Jim: Loose, or we won’t let ya back in the town pub where you beat up a bunch of innocent bystanders yesterday, ye manky dosser!

loose fatal deviation inset (Custom).jpg

Ken: Jimmy does win anyway, of course, because his Irish Yoda insists he must and offers no plan for how this won’t result in his girlfriend getting killed. It’s okay though, because once he KOs Seagull, he stops the bad guys from making a call on their cell phone with a DIVE KICK off the monastery roof and then catches the skyward phone and hangs up on Loughlan before the bad guys can inform their boss that he didn’t throw the fight. I stopped laughing long enough to appreciate how totally Bennett seems to understand action movies.

Jim: He at least seems to know that you end an action movie with a huge, context-less, John Woo-style gunfight, although the director has seemingly no idea of how you might stage such a scene. It feels like Jimmy just described a gun battle from The Killer or Hard Boiled to a few guys who had never seen an action movie themselves, and then they tried to replicate it, right down to the akimbo pistols firing opposite directions at dudes diving through the air.

Jim: And lest we forget: A naked cowboy in a redneck jacuzzi, heated by an open fire, who we’ve never seen before.

Ken: I’m glad I didn’t just miss a detail. So I wasn’t imagining it: That naked cowboy really was a total non-sequitur.

Jim: Completely. They just had access to a naked cowboy in a fire-heated bathtub, and someone said “We’d better get this in the movie.”

naked cowboy fatal deviation inset (Custom).jpgThe soon-to-be-naked cowboy.

Ken: Anyway, the crew also managed to flip an actual car during the scene, so there’s that.

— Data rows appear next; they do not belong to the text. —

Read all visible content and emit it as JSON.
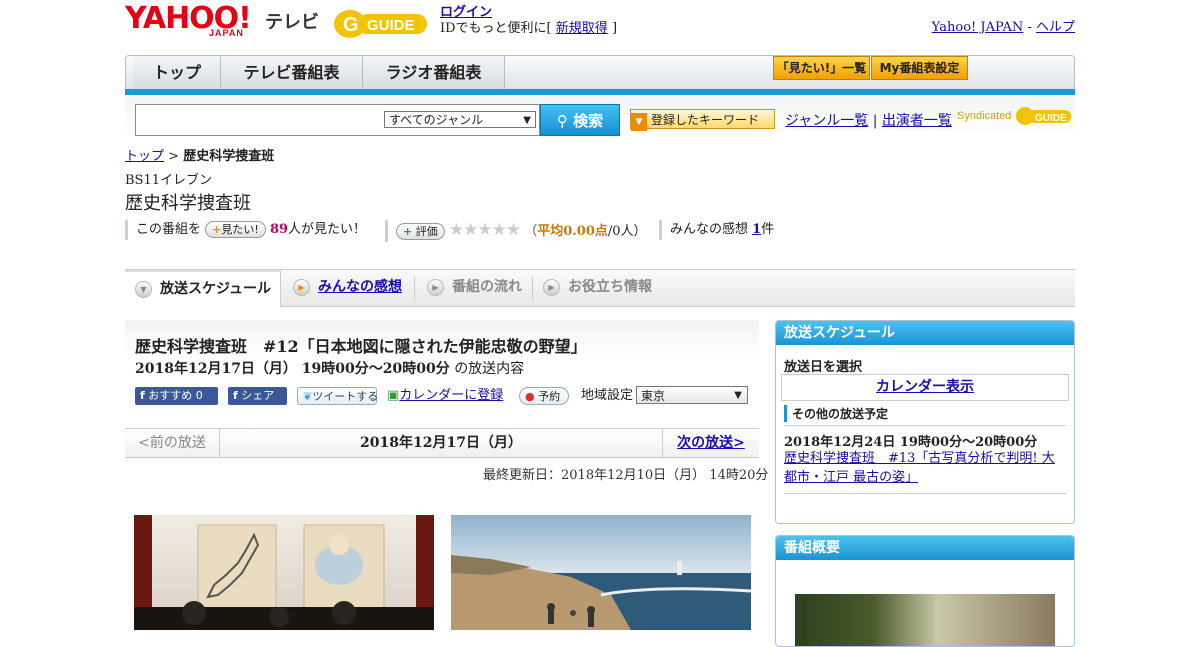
{
  "header": {
    "yahoo_logo": "YAHOO!",
    "yahoo_japan": "JAPAN",
    "tv_label": "テレビ",
    "gguide_logo": "GUIDE",
    "login_link": "ログイン",
    "login_text": "IDでもっと便利に[",
    "register_link": "新規取得",
    "login_text_end": "]",
    "yahoo_japan_link": "Yahoo! JAPAN",
    "dash": "-",
    "help_link": "ヘルプ"
  },
  "nav": {
    "tabs": [
      "トップ",
      "テレビ番組表",
      "ラジオ番組表"
    ],
    "watchlist_button": "「見たい!」一覧",
    "my_schedule_button": "My番組表設定"
  },
  "search": {
    "input_value": "",
    "genre_selected": "すべてのジャンル",
    "search_button": "検索",
    "keyword_button": "登録したキーワード",
    "genre_list_link": "ジャンル一覧",
    "separator": "|",
    "cast_list_link": "出演者一覧",
    "syndicated": "Syndicated",
    "syndicated_logo": "GUIDE"
  },
  "breadcrumb": {
    "top": "トップ",
    "sep": ">",
    "current": "歴史科学捜査班"
  },
  "program": {
    "channel": "BS11イレブン",
    "title": "歴史科学捜査班",
    "want_prefix": "この番組を",
    "want_button": "見たい!",
    "want_count": "89",
    "want_suffix": "人が見たい！",
    "rate_button": "評価",
    "stars": "★★★★★",
    "rating_open": "（",
    "rating_label": "平均0.00点",
    "rating_suffix": "/0人）",
    "reviews_prefix": "みんなの感想",
    "reviews_count": "1",
    "reviews_suffix": "件"
  },
  "tabs": [
    {
      "label": "放送スケジュール"
    },
    {
      "label": "みんなの感想"
    },
    {
      "label": "番組の流れ"
    },
    {
      "label": "お役立ち情報"
    }
  ],
  "episode": {
    "title": "歴史科学捜査班　#12「日本地図に隠された伊能忠敬の野望」",
    "date": "2018年12月17日（月）  19時00分～20時00分",
    "date_suffix": "の放送内容",
    "fb_recommend": "おすすめ",
    "fb_count": "0",
    "fb_share": "シェア",
    "tweet": "ツイートする",
    "calendar": "カレンダーに登録",
    "reserve": "予約",
    "region_label": "地域設定",
    "region_value": "東京",
    "prev": "<前の放送",
    "current_date": "2018年12月17日（月）",
    "next": "次の放送>",
    "updated": "最終更新日：2018年12月10日（月）  14時20分"
  },
  "sidebar": {
    "schedule_head": "放送スケジュール",
    "select_label": "放送日を選択",
    "calendar_button": "カレンダー表示",
    "other_head": "その他の放送予定",
    "other_date": "2018年12月24日  19時00分～20時00分",
    "other_link": "歴史科学捜査班　#13「古写真分析で判明! 大都市・江戸 最古の姿」",
    "overview_head": "番組概要"
  },
  "colors": {
    "accent_blue": "#1a94d2",
    "yahoo_red": "#e60012",
    "gold": "#f0a000"
  }
}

Jim: Actually, I have a funny bit of information on said car crash. Did you think it looked pretty good?

Ken: I’ll say that it looked like there was an actual car and that it was actually crashing. But do tell.

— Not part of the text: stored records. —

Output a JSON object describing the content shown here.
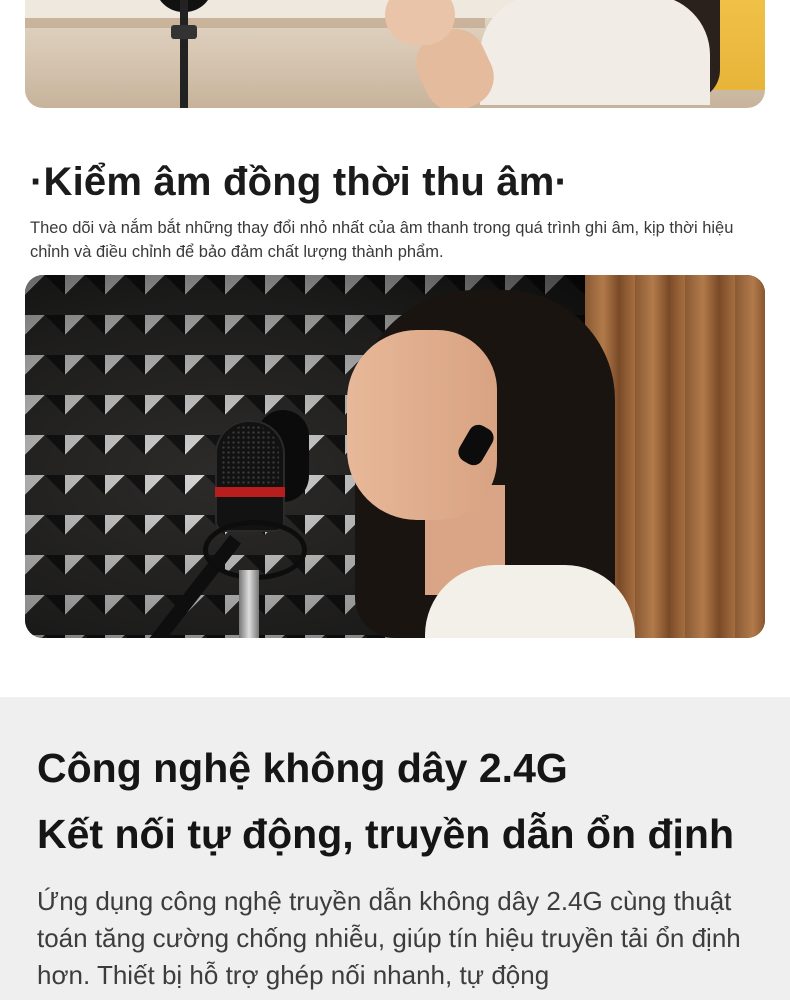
{
  "section_monitor": {
    "title": "·Kiểm âm đồng thời thu âm·",
    "description": "Theo dõi và nắm bắt những thay đổi nhỏ nhất của âm thanh trong quá trình ghi âm, kịp thời hiệu chỉnh và điều chỉnh để bảo đảm chất lượng thành phẩm."
  },
  "section_wireless": {
    "title_line1": "Công nghệ không dây 2.4G",
    "title_line2": "Kết nối tự động, truyền dẫn ổn định",
    "body": "Ứng dụng công nghệ truyền dẫn không dây 2.4G cùng thuật toán tăng cường chống nhiễu, giúp tín hiệu truyền tải ổn định hơn. Thiết bị hỗ trợ ghép nối nhanh, tự động"
  },
  "colors": {
    "heading": "#1b1b1b",
    "body_text": "#3a3a3a",
    "wireless_bg": "#efefef",
    "mic_accent": "#b81e1e"
  }
}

Jim: Well, it looked like it was actually crashing, because it actually crashed. Only it wasn’t intended to crash at all. According to what I’ve read on Fatal Deviation, the crash was a complete accident—the stunt person just lost control and crashed it, and they decided to keep it in the movie because “now our movie can have a car crash in it!” So they just added a couple shots of goons shooting at the car to give the crash a reason for having happened.

Ken: See, I respect that hustle. Why let accidental property destruction go to waste?

Jim: Anyway, that’s pretty much it for Fatal Deviation. Given that it ends with a roughly five-minute blooper reel, this thing is actually a remarkably breezy watch—it’s only like 70 minutes before the credits start rolling, so it BARELY qualifies for feature status.

Jim: Bennett, if you were curious, is still working. Fatal Deviation was his first movie—which is pretty obvious—but he’s actually picked up the pace of appearances lately, with four credits in 2018 alone. Kudos to him for looking more jacked and roidy than ever, now in his 40s.

Ken: I do want to close by saying that although this is clearly a poorly written and utterly ridiculous vanity project, it’s still one into which apparent effort was put. Somebody directed all those stunts, and they only look janky because they weren’t shot on cutting-edge cameras. Some martial arts stunt men just shouldn’t be in charge of the story. David Leitch, these guys ain’t.

Jim: The film’s failings certainly don’t begin with stunt work, that’s for sure.

Jim: Perhaps next month, we can just watch a Jean Claude Van Damme rip-off from another country? Surely Bollywood has produced a few.

Ken: I’ll be there and ready to bay for blood from the crowd, sir.